The Spring 2009 issue of Parameters is now available. The contents include two-article sections on the issue of proportionality in war, and Afghanistan, a well-balanced article by W. Andrew Terrill on "Deterrence in the Israeli-Iranian Strategic Standoff," and a piece by Roger N. McDermott on "Russia's Conventional Armed Forces and the Georgian War."
I read McDermott's article with particular interest given my own recent examination of the idea of a "resurgent" Russia in The Space Review. McDermott's article does not devote very much to the Russian military's personnel problems, but its examination of other issues is thorough and compelling.
In his assessment of that country's armed forces during the five-day conflict, McDermott mentions improvements in mobility and command and staff arrangements (as compared with Russian conduct in the 1990s), but as one might expect, most of the post-Soviet military's glaring weaknesses have not been corrected, least of all widespread unreadiness and the burden of operating with obsolete equipment. This is especially the case in the area of communications and electronic warfare, Russia's weaknesses in which were especially evident in the failure to suppress Georgian air defenses (which notably cost Russia a Backfire bomber), use satellite data in artillery targeting, and most surprisingly, to employ precision-guided munitions. (Russia's failure to successfully employ its GLONASS satellite system seemed particularly striking to me given the prioritization of that system by the Russian government, which has extended to relatively heavy supplementary spending to maintain the system's extent and operability. Part of the explanation apparently lies in a shortage of GLONASS receivers inside the Russian armed forces, which according to data McDermott cites, had it trying-and failing, because of the "blanking out" of Georgia on the system-to use American GPS.)
It is also evident in the age of many of the major weapons systems used (the Russian army, apparently, relying heavily on 1960s-era T-62s and BMP-1s).
On the whole, McDermott judges the conflict to be Russia's last 20th century war, fought with legacy Soviet systems and legacy Soviet practices; and the actualities of the conflict belied the idea of Russia resurging as a military power (conveyed by, among other things, recent high-profile military exercises and the renewal of long-range bomber patrols).
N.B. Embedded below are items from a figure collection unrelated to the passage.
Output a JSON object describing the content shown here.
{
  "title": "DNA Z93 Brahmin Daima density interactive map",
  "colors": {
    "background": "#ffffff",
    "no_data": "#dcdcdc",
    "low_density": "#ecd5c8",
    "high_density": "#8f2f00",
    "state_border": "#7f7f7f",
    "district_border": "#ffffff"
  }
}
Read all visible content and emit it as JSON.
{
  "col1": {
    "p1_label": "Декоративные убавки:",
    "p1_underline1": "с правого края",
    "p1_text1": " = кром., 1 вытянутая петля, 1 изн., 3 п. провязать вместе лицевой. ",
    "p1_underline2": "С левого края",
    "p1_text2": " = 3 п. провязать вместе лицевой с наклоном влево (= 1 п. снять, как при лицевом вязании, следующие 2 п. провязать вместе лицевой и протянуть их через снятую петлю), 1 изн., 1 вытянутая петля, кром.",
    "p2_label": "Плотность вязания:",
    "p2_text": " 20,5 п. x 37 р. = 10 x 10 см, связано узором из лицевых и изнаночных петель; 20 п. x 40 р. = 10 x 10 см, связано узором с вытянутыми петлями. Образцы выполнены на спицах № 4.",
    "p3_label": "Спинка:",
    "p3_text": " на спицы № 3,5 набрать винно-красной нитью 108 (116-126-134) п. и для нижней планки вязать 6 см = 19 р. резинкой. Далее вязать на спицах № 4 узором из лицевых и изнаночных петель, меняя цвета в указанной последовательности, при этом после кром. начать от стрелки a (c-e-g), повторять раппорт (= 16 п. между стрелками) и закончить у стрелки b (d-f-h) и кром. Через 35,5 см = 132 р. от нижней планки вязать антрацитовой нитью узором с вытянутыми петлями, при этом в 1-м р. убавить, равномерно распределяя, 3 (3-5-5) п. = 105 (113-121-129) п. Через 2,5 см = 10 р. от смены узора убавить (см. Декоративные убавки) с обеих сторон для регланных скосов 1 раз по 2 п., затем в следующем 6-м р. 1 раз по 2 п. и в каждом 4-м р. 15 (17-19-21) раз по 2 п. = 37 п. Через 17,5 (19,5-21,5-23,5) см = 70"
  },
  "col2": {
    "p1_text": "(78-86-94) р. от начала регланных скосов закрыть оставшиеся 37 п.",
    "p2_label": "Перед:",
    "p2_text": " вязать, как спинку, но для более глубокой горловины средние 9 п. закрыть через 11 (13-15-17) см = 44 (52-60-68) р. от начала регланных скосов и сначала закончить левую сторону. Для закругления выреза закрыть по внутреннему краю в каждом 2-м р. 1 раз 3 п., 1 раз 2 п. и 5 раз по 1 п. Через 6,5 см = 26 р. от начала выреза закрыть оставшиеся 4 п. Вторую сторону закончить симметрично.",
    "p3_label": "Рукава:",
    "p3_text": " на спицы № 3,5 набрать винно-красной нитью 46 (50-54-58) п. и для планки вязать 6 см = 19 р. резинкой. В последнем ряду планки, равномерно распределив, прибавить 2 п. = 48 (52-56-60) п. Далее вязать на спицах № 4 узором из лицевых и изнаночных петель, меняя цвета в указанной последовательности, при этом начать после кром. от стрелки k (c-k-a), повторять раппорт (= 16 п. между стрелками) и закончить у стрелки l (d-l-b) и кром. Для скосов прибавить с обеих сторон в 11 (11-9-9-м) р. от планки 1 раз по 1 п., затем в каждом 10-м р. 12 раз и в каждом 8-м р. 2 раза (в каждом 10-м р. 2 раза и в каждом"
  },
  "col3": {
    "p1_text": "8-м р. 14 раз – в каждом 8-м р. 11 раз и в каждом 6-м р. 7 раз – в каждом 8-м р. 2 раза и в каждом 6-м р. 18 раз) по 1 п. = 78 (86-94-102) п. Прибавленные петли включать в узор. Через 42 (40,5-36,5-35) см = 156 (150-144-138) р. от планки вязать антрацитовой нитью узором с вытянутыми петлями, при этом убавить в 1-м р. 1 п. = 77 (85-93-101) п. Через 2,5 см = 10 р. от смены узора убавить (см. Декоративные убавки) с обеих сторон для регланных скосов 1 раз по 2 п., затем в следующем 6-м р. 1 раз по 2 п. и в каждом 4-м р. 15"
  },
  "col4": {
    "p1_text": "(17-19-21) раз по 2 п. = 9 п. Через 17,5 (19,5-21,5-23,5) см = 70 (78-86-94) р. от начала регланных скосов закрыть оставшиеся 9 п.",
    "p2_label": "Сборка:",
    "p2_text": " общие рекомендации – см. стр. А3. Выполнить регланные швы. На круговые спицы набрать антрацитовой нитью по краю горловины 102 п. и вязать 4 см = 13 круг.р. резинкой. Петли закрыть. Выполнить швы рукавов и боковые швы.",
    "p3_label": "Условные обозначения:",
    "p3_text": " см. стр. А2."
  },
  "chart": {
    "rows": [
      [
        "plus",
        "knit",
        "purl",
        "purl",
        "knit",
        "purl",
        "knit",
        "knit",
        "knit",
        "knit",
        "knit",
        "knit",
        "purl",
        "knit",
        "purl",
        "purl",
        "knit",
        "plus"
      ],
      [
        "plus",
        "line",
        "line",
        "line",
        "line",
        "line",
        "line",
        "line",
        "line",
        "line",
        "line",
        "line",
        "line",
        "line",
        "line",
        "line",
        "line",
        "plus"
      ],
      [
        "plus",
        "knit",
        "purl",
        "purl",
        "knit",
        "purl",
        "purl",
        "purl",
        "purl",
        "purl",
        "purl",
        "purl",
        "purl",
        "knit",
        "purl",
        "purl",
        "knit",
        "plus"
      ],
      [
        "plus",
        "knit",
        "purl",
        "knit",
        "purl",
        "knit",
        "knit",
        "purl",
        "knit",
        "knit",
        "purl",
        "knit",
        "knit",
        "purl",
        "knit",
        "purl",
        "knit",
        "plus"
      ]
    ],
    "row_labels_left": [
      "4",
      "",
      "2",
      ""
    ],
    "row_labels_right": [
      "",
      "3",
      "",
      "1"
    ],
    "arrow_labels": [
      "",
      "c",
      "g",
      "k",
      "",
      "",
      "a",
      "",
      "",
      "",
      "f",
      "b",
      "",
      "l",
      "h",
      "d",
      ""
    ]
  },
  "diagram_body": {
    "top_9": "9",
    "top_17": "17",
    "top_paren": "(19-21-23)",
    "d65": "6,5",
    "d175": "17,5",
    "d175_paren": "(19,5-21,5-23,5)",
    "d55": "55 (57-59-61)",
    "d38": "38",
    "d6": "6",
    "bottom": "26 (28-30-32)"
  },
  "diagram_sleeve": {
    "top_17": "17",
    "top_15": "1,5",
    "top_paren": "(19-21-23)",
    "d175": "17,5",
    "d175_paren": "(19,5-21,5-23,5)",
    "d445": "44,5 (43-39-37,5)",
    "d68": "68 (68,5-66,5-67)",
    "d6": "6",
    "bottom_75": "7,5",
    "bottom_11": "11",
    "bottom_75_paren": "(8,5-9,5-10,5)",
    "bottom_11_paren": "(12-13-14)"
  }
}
He also discusses the idea that the conflict has been used to sell reform internally (a contentious issue), and notes (accurately, I think) that given Russian economic realities (which I analyzed in part two of my Space Review article) and political ones (reform will mean a sharp reduction in the officer corps, among other contentious details), successful reform is anything but assured.
There is also a lengthy review essay by Larry M. Wortzel on recent writing on North Korea, and a number of worthwhile book reviews, including Andrew Bacevich on Richard Haass's War of Necessity, War of Choice (admittedly, containing few surprises for anyone familiar with either of them), Jeffrey Record on Jane Mayer's The Dark Side, and Stephen J. Blank on Colin S. Gray's War, Peace and International Relations.